Use of teleoperated robots, which are controlled by a human who may be in another physical location, is expected to increase as the technology evolves. Outside of a handful of experimental surgeries performed remotely, doctors typically use surgical robots today to operate on a patient in the same room using a secure, hardwired connection. However, telerobots may one day routinely provide medical treatment in underdeveloped rural areas, battlefield scenarios, Ebola wards or catastrophic disasters happening half a world away.

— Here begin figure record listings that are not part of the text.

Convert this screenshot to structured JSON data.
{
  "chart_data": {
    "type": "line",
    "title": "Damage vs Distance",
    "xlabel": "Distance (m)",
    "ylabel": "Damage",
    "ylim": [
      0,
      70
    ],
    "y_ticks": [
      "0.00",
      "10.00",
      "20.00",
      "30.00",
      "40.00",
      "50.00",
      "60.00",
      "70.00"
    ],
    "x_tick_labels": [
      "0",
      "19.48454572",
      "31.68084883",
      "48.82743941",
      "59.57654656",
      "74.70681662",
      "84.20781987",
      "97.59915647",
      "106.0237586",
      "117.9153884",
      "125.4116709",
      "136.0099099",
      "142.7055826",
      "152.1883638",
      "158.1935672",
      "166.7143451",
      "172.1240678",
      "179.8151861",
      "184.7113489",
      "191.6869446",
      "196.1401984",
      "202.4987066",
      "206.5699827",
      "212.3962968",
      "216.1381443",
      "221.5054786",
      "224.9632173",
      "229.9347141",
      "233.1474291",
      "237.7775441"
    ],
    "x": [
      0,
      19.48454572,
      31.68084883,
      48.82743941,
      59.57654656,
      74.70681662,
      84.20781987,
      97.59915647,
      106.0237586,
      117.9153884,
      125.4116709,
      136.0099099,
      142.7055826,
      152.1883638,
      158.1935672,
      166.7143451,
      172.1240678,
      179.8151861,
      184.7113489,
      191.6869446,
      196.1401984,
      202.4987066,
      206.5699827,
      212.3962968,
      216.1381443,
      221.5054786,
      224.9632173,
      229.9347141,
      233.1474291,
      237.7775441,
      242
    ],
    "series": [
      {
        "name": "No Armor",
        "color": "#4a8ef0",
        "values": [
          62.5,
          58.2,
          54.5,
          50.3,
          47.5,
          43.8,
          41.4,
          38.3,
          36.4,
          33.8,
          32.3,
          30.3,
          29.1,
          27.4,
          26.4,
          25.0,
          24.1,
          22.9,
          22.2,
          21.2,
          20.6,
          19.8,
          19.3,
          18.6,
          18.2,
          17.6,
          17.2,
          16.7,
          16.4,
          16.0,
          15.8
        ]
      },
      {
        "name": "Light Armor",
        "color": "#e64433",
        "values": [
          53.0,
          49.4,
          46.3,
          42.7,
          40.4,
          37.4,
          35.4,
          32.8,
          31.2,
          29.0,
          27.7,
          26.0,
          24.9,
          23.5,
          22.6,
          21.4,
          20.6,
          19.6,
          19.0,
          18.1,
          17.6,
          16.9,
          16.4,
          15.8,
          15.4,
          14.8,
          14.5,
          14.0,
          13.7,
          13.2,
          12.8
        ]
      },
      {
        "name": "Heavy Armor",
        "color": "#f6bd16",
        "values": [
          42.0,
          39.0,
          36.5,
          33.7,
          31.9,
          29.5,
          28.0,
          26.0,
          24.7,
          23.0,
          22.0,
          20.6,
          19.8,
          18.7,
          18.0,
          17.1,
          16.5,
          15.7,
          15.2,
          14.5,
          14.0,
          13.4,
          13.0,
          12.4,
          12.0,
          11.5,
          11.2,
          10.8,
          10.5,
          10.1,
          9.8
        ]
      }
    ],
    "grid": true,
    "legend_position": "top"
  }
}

In two recent papers, UW BioRobotics Lab researchers showed that next generation teleoperated robots using nonprivate networks -- which may be the only option in disasters or in remote areas -- can be easily hacked or disrupted by common forms of cyberattacks. Incorporating security measures to prevent those attacks, the researchers note, will be critical to their safe adoption and use.
"We want to make the next generation of telerobots resilient to some of the threats we've detected without putting an operator or patient or any other person in the physical world in danger," says lead author Tamara Bonaci, a UW doctoral candidate in electrical engineering.
For their research, the UW team mounted common types of cyberattacks as study participants used a teleoperated surgical robot developed at the UW for research purposes to move rubber blocks between pegs on a pegboard. For example, during denial-of-service attacks -- in which the attacking machine flooded the system with useless data -- the robots became jerky and harder to use. Using a single packet of bad data, the team also was able to maliciously trigger the robot's emergency stop mechanism, rendering it useless.
In some cases, the human operators were eventually able to compensate for those disruptions, given the relatively simple task of moving blocks. In situations where precise movements can mean the difference between life and death (eg, surgery), such malicious attacks could have more serious consequences, according to researchers.
The tests were conducted with the Raven II, an open source teleoperated robotic system designed to support research in advanced techniques of robotic-assisted surgery. The system is not currently in clinical use and is not approved by the FDA.
"In an ideal world, you'd always have a private network and everything could be controlled, but that's not always going to be the case. We need to design for and test additional security measures now, before the next generation of telerobots are deployed," says Howard Chizeck, UW professor of electrical engineering and co-director of the UW BioRobotics Lab.
Encrypting data packets that flow between the robot and human operator would help prevent certain types of cyberattacks. This, however, is not effective against denial-of-service attacks that bog down the system with extraneous data. With video, encryption also runs the risk of causing unacceptable delays in delicate operations, the researchers explain.
To enhance security of robotic systems, the UW team is also developing the concept of "operator signatures," which leverage the ways in which a particular surgeon or other teleoperator interacts with a robot to create a unique biometric signature. By tracking the forces and torques that a particular operator applies to the console instruments and his or her interactions with the robot's tools, the researchers have developed a novel way to validate that person's identity and authenticate that the operator is the person he or she claims to be.